I will not be making any resolutions because in my opinion they just set you up to fail. I have no specific goals for the year and I have no idea what the future holds so instead I’ll share with you my life’s goal. If I do nothing else with my life but this then I’ll die happy. I want to make a difference to others. When I’m gone I want everyone to say that I made a difference, that I helped change a life, that I was there when no one else was. I want to help those who are like me, who suffer from mental illness, who aren’t listened to, treated, cared for, or understood. I want to get programs set up in school so that we can stop the next generation from developing as many conditions as we see now. I want to help teach children coping strategies so that they’re equipped to deal with stress and change instead of crumbling under pressure like I, and so many others around me do. I want to make people aware of mental illness, of the signs, the symptoms, the help and treatment available, the struggles and the shame.
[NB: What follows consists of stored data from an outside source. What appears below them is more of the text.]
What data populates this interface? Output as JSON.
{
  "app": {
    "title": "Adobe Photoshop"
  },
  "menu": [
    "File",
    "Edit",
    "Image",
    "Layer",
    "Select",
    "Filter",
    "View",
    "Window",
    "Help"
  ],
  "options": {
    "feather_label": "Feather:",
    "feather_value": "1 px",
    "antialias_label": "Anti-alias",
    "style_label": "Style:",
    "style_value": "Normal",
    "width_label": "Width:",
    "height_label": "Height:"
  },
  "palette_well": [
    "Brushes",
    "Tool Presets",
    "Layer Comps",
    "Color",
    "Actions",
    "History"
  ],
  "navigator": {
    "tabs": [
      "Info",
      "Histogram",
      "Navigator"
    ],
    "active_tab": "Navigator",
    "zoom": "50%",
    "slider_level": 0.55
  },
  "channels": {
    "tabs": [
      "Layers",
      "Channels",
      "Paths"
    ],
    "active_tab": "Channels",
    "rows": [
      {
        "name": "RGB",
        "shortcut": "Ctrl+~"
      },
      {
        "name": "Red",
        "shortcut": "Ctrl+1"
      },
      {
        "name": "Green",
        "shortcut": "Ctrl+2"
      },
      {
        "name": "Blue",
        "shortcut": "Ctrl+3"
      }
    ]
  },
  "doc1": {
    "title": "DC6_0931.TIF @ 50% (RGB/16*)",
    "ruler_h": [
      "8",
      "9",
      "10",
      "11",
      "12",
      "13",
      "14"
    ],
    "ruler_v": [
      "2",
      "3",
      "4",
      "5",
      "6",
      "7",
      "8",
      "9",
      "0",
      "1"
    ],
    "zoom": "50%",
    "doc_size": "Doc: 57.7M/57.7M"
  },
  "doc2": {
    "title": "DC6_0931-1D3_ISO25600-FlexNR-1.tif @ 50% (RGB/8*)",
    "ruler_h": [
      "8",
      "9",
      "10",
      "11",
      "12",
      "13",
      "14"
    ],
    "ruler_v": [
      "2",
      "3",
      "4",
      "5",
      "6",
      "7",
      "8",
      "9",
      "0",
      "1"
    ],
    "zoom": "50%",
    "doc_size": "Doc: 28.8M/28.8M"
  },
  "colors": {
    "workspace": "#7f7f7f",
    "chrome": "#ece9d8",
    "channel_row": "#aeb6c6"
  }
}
I want to make people understand what it’s like, how they make it worse and how they can help make it better. I want to reduce stigma so that in the future, those with mental illnesses only have to fight the symptoms, not society’s ignorance and judgement. I want to make life different for the mentally ill. That’s way too big to be a resolution, it’s far too important to fail at after a month and it can’t possibly be achieved within a year. In my opinion, the notion that the “slate” is wiped clean at the beginning and end of every year is just nonsensical and you don’t get to “turn over a new leaf” just because the year has changed. Make goals and work towards them, if you go wrong, get yourself back on the right path. Everything I do at the moment is working towards getting myself better so that I can finally go out and help others like me. I will not be miraculously cured as the clock strikes midnight tonight, I won’t suddenly have the motivation I need to shift the extra 3st of weight I’m carrying and I won’t have a personality transplant that stops me from swearing ever again. I will simply continue to work towards my goals, clambering over the obstacles in my path and making sure that I carry on doing everything I can to make a difference to others. A New Year, A New Start? Not Bloody Likely!!!!!